Subtraction was a different animal entirely and my grades in mathematics took their first of many, many dives. The concept boggled my mind. If I had eight apples and Sally took five then I was left with a bunch of hurt feelings. Why was Sally being such a bitch all of the sudden? Even more importantly what in the hell was she going to do with them? Probably ferment them and make hard cider. I’d always heard her old man had a drinking problem.
And so my old man, sensing my frustration or perhaps just hearing my muffled curses, gave me a pat on the head and told me that if I set my mind to it I could accomplish anything. My mother, being the more pragmatic of the two, sighed and then quizzed me with math fact cards for an hour or two every day until I learned how to subtract by rote memory. I still had no idea how to subtract or where those damn apples really went but newer and more frightening truths were about to make themselves known.
Despite my father’s confidence I was pretty sure that I couldn’t accomplish “anything” I set my mind to. A few months earlier I spent a good two hours jumping off the bed in Superman Underoos hoping to take flight and that clearly didn’t happen. What did happen resulted in a mild concussion and the inkling that there were certain limits to my mental capabilities.

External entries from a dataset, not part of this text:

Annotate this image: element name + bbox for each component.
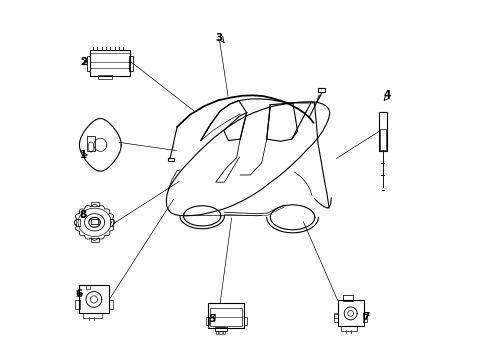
Bar (91, 220, 98, 225)
Text: 1: 1 (80, 150, 87, 160)
Bar (89, 50, 129, 76)
Bar (91, 202, 99, 206)
Bar (215, 327, 226, 331)
Bar (83, 313, 102, 318)
Bar (216, 331, 218, 334)
Bar (318, 88, 324, 92)
Text: 7: 7 (361, 312, 368, 322)
Bar (91, 238, 99, 242)
Bar (109, 219, 113, 226)
Bar (108, 301, 113, 309)
Bar (205, 318, 208, 325)
Bar (341, 326, 357, 330)
Text: 6: 6 (75, 289, 82, 299)
Text: 4: 4 (383, 90, 390, 100)
Bar (219, 331, 221, 334)
Bar (79, 285, 109, 314)
Bar (98, 75, 112, 79)
Bar (207, 303, 244, 328)
Text: 2: 2 (80, 57, 87, 67)
Bar (75, 301, 80, 309)
Bar (362, 314, 366, 322)
Bar (337, 301, 363, 326)
Text: 8: 8 (80, 210, 86, 220)
Bar (333, 314, 338, 322)
Bar (129, 56, 132, 71)
Bar (379, 129, 385, 150)
Bar (333, 314, 338, 318)
Bar (209, 308, 242, 326)
Bar (244, 318, 246, 325)
Text: 5: 5 (207, 314, 215, 324)
Bar (222, 331, 224, 334)
Bar (86, 285, 90, 289)
Bar (87, 135, 95, 150)
Bar (343, 296, 352, 301)
Bar (76, 219, 80, 226)
Text: 3: 3 (215, 33, 223, 43)
Bar (86, 56, 90, 71)
Bar (168, 158, 174, 161)
Bar (379, 112, 386, 150)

It was the beginning of the end. Instead of the result of one particular incident my loss of innocence took place over a longer and more agonizing period of time.
I had a buddy who wanted to be a cheetah and, while I was only eight or nine and pretty unfamiliar with medical progress at the time, I was pretty certain that Tommy wasn’t, in fact, going to ever be a cheetah. The portly dude who was filling up the stockings on Christmas was not Santa Claus. A magical fairy didn’t visit me at night, whisk away my tooth and leave a few quarters in its place and no matter how hard I tried I’d never, ever, rally figure out how to divide decimals.
Later on in high school I came to understand that I’d never be a neurologist or probably any kind of “gist” despite my halfhearted efforts in science and mathematics. Even worse it dawned on me that Sarah McCullough was probably never going to rip off my clothes in the art closet and hump me until I was purple no matter how hard I stared at her in study hall. It was a disappointing time for me all around.
The loss of innocence is really a sad and necessary sort of thing but I’m not sure why. I like to think that we live in a society that values hard truths but in many ways we don’t. If I were a deeper thinker I’d note that the only thing more painful than the loss of one’s innocence is witnessing the same loss in one’s child. Fortunately I’m not and, as a parent, I’m happy to be part of the problem and ply my daughter with easy lies.
Santa Claus is coming on Christmas Eve. The fairy behind the door is real and writes you notes every week. Adolescence is the hardest part of your life but it only gets easier from here. You can accomplish anything you put your mind to.
That last one though isn’t really a lie. Not exactly. From a parent’s standpoint it’s more of a hope and one I wished I’d understood more thoroughly when I was younger. With the proper will I’m certain that Darcy can accomplish anything she sets her mind to. She is still young and bright and while the odds of her becoming a cheetah, or a mermaid are even with those of me becoming a neurologist or even a proctologist the life she has before her is one of massive potential.